No matter what, nothing Susanna did was enough and although Phil had been the one who’d broken the relationship trust he constantly characterized himself as the victim. He got meaner and meaner. Finally, against protest, he left to return to the other woman.
Why would a good, nice woman like Susanna put herself in such an awful situation for so long? The answer is simple – Self-Contempt. The problem was never Phil in the first place – the problem was Susanna’s hatred of herself. Phil (whose own toxic levels of self-contempt well exceeded the national limit!) only reflected back to her the self-contempt that lived inside like a dormant virus waiting to be stimulated.
Starting Over
The last thing in the world fifty-something Susanna wanted to do was get divorced. For years her children had begged her to do so, but to her it felt like failure. Besides which, Susanna was (unconsciously) trying to prove to her (dead) critical father that she was worth something. She’d come from a family where the “boy” was respected and educated and the girl was little more than a second thought. Still, she had greatly risen in the world – proving to one and all how bright and accomplished she truly was – no matter what dad believed. The problem was she’d never come to believe it herself. She rarely felt she’d done enough or done well enough. So naturally she found a partner who would reinforce her own inner doubt. Needless to say the work was to penetrate her self-contempt and to help her see how truly special she was. Naturally, she worked as hard to confront those inner demons - to prove her worth (to dad and to Phil). The hard work paid off.
Today Susanna has a new life…a life without Phil. She is constantly wined and dined by the people in her life who love her and who have been patiently waiting to show their respect and support. She is on the road to true self-appreciation and is now able to change all the relationships in her life – including her relationship to her two children – who themselves are now learning new ways of talking (respectfully) to their mom.
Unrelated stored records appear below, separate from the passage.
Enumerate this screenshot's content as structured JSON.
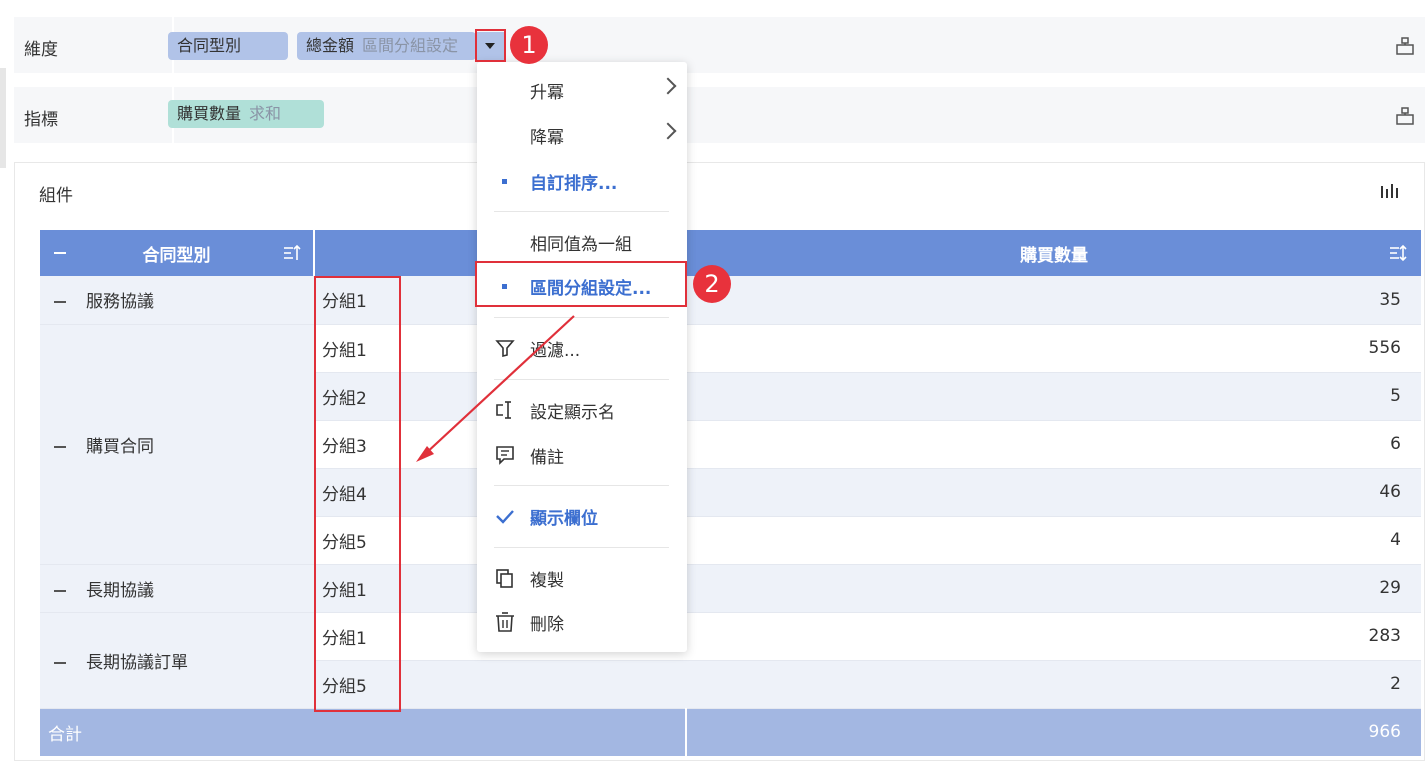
{
  "shelves": {
    "dimension_label": "維度",
    "metric_label": "指標",
    "dimension_fields": [
      {
        "name": "合同型別",
        "sub": ""
      },
      {
        "name": "總金額",
        "sub": "區間分組設定"
      }
    ],
    "metric_fields": [
      {
        "name": "購買數量",
        "sub": "求和"
      }
    ]
  },
  "widget": {
    "title": "組件"
  },
  "table": {
    "headers": [
      "合同型別",
      "",
      "購買數量"
    ],
    "rows": [
      {
        "type": "服務協議",
        "group": "分組1",
        "value": "35"
      },
      {
        "type": "購買合同",
        "group": "分組1",
        "value": "556"
      },
      {
        "type": "",
        "group": "分組2",
        "value": "5"
      },
      {
        "type": "",
        "group": "分組3",
        "value": "6"
      },
      {
        "type": "",
        "group": "分組4",
        "value": "46"
      },
      {
        "type": "",
        "group": "分組5",
        "value": "4"
      },
      {
        "type": "長期協議",
        "group": "分組1",
        "value": "29"
      },
      {
        "type": "長期協議訂單",
        "group": "分組1",
        "value": "283"
      },
      {
        "type": "",
        "group": "分組5",
        "value": "2"
      }
    ],
    "total_label": "合計",
    "total_value": "966"
  },
  "menu": {
    "items": [
      {
        "label": "升冪"
      },
      {
        "label": "降冪"
      },
      {
        "label": "自訂排序..."
      },
      {
        "label": "相同值為一組"
      },
      {
        "label": "區間分組設定..."
      },
      {
        "label": "過濾..."
      },
      {
        "label": "設定顯示名"
      },
      {
        "label": "備註"
      },
      {
        "label": "顯示欄位"
      },
      {
        "label": "複製"
      },
      {
        "label": "刪除"
      }
    ]
  },
  "annotations": {
    "step1": "1",
    "step2": "2"
  },
  "colors": {
    "header": "#6a8ed8",
    "accent": "#3c6fd0",
    "annotation": "#e0303a",
    "total_row": "#a3b7e2"
  }
}
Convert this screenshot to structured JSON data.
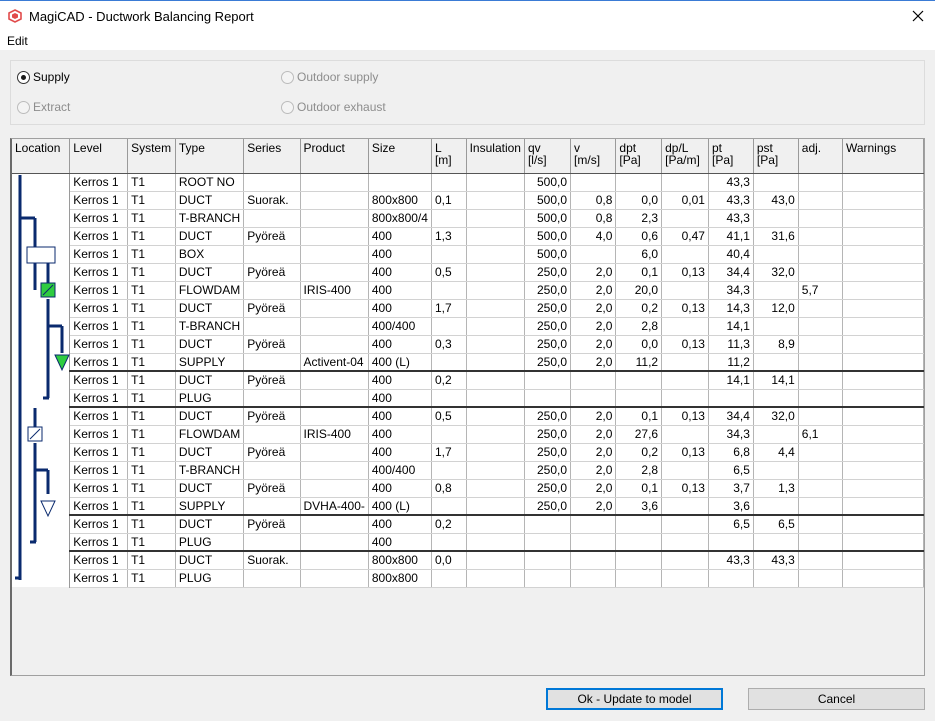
{
  "window": {
    "title": "MagiCAD - Ductwork Balancing Report"
  },
  "menu": {
    "edit": "Edit"
  },
  "options": {
    "supply": "Supply",
    "extract": "Extract",
    "outdoor_supply": "Outdoor supply",
    "outdoor_exhaust": "Outdoor exhaust"
  },
  "columns": [
    "Location",
    "Level",
    "System",
    "Type",
    "Series",
    "Product",
    "Size",
    "L\n[m]",
    "Insulation",
    "qv\n[l/s]",
    "v\n[m/s]",
    "dpt\n[Pa]",
    "dp/L\n[Pa/m]",
    "pt\n[Pa]",
    "pst\n[Pa]",
    "adj.",
    "Warnings"
  ],
  "rows": [
    [
      "Kerros 1",
      "T1",
      "ROOT NO",
      "",
      "",
      "",
      "",
      "",
      "500,0",
      "",
      "",
      "",
      "43,3",
      "",
      "",
      ""
    ],
    [
      "Kerros 1",
      "T1",
      "DUCT",
      "Suorak.",
      "",
      "800x800",
      "0,1",
      "",
      "500,0",
      "0,8",
      "0,0",
      "0,01",
      "43,3",
      "43,0",
      "",
      ""
    ],
    [
      "Kerros 1",
      "T1",
      "T-BRANCH",
      "",
      "",
      "800x800/4",
      "",
      "",
      "500,0",
      "0,8",
      "2,3",
      "",
      "43,3",
      "",
      "",
      ""
    ],
    [
      "Kerros 1",
      "T1",
      "DUCT",
      "Pyöreä",
      "",
      "400",
      "1,3",
      "",
      "500,0",
      "4,0",
      "0,6",
      "0,47",
      "41,1",
      "31,6",
      "",
      ""
    ],
    [
      "Kerros 1",
      "T1",
      "BOX",
      "",
      "",
      "400",
      "",
      "",
      "500,0",
      "",
      "6,0",
      "",
      "40,4",
      "",
      "",
      ""
    ],
    [
      "Kerros 1",
      "T1",
      "DUCT",
      "Pyöreä",
      "",
      "400",
      "0,5",
      "",
      "250,0",
      "2,0",
      "0,1",
      "0,13",
      "34,4",
      "32,0",
      "",
      ""
    ],
    [
      "Kerros 1",
      "T1",
      "FLOWDAM",
      "",
      "IRIS-400",
      "400",
      "",
      "",
      "250,0",
      "2,0",
      "20,0",
      "",
      "34,3",
      "",
      "5,7",
      ""
    ],
    [
      "Kerros 1",
      "T1",
      "DUCT",
      "Pyöreä",
      "",
      "400",
      "1,7",
      "",
      "250,0",
      "2,0",
      "0,2",
      "0,13",
      "14,3",
      "12,0",
      "",
      ""
    ],
    [
      "Kerros 1",
      "T1",
      "T-BRANCH",
      "",
      "",
      "400/400",
      "",
      "",
      "250,0",
      "2,0",
      "2,8",
      "",
      "14,1",
      "",
      "",
      ""
    ],
    [
      "Kerros 1",
      "T1",
      "DUCT",
      "Pyöreä",
      "",
      "400",
      "0,3",
      "",
      "250,0",
      "2,0",
      "0,0",
      "0,13",
      "11,3",
      "8,9",
      "",
      ""
    ],
    [
      "Kerros 1",
      "T1",
      "SUPPLY",
      "",
      "Activent-04",
      "400 (L)",
      "",
      "",
      "250,0",
      "2,0",
      "11,2",
      "",
      "11,2",
      "",
      "",
      ""
    ],
    [
      "Kerros 1",
      "T1",
      "DUCT",
      "Pyöreä",
      "",
      "400",
      "0,2",
      "",
      "",
      "",
      "",
      "",
      "14,1",
      "14,1",
      "",
      ""
    ],
    [
      "Kerros 1",
      "T1",
      "PLUG",
      "",
      "",
      "400",
      "",
      "",
      "",
      "",
      "",
      "",
      "",
      "",
      "",
      ""
    ],
    [
      "Kerros 1",
      "T1",
      "DUCT",
      "Pyöreä",
      "",
      "400",
      "0,5",
      "",
      "250,0",
      "2,0",
      "0,1",
      "0,13",
      "34,4",
      "32,0",
      "",
      ""
    ],
    [
      "Kerros 1",
      "T1",
      "FLOWDAM",
      "",
      "IRIS-400",
      "400",
      "",
      "",
      "250,0",
      "2,0",
      "27,6",
      "",
      "34,3",
      "",
      "6,1",
      ""
    ],
    [
      "Kerros 1",
      "T1",
      "DUCT",
      "Pyöreä",
      "",
      "400",
      "1,7",
      "",
      "250,0",
      "2,0",
      "0,2",
      "0,13",
      "6,8",
      "4,4",
      "",
      ""
    ],
    [
      "Kerros 1",
      "T1",
      "T-BRANCH",
      "",
      "",
      "400/400",
      "",
      "",
      "250,0",
      "2,0",
      "2,8",
      "",
      "6,5",
      "",
      "",
      ""
    ],
    [
      "Kerros 1",
      "T1",
      "DUCT",
      "Pyöreä",
      "",
      "400",
      "0,8",
      "",
      "250,0",
      "2,0",
      "0,1",
      "0,13",
      "3,7",
      "1,3",
      "",
      ""
    ],
    [
      "Kerros 1",
      "T1",
      "SUPPLY",
      "",
      "DVHA-400-",
      "400 (L)",
      "",
      "",
      "250,0",
      "2,0",
      "3,6",
      "",
      "3,6",
      "",
      "",
      ""
    ],
    [
      "Kerros 1",
      "T1",
      "DUCT",
      "Pyöreä",
      "",
      "400",
      "0,2",
      "",
      "",
      "",
      "",
      "",
      "6,5",
      "6,5",
      "",
      ""
    ],
    [
      "Kerros 1",
      "T1",
      "PLUG",
      "",
      "",
      "400",
      "",
      "",
      "",
      "",
      "",
      "",
      "",
      "",
      "",
      ""
    ],
    [
      "Kerros 1",
      "T1",
      "DUCT",
      "Suorak.",
      "",
      "800x800",
      "0,0",
      "",
      "",
      "",
      "",
      "",
      "43,3",
      "43,3",
      "",
      ""
    ],
    [
      "Kerros 1",
      "T1",
      "PLUG",
      "",
      "",
      "800x800",
      "",
      "",
      "",
      "",
      "",
      "",
      "",
      "",
      "",
      ""
    ]
  ],
  "branch_end_rows": [
    10,
    12,
    18,
    20
  ],
  "buttons": {
    "ok": "Ok - Update to model",
    "cancel": "Cancel"
  },
  "colors": {
    "duct": "#0a2a6e",
    "flowdamper": "#2ecc40",
    "supply_terminal": "#2ecc40"
  },
  "icons": {
    "app": "magicad-logo-icon",
    "close": "close-icon"
  }
}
Begin your own search for ways to tame your self-contempt:
To further explore the defense of Self-Contempt see Stuck In The Story No More p. 145-149 and the Stuck No More Workbook pages 24, 106-107, and 152.
A Closer Look
When did your self-contempt first start? Who in your family would be most unhappy if you were to hugely succeed and be proud of that fact? (This is a difficult question to answer. Be as rigorous as you can; go beneath your first temptation, which might be to insist on “their” good wishes) If you gain freedom from self-contempt what are you most afraid would happen (for instance, you’d be arrogant, no one would take care of you, you wouldn’t know who you are)? Think well and hard about this last question – it’s likely to be more difficult to answer than you might at first guess.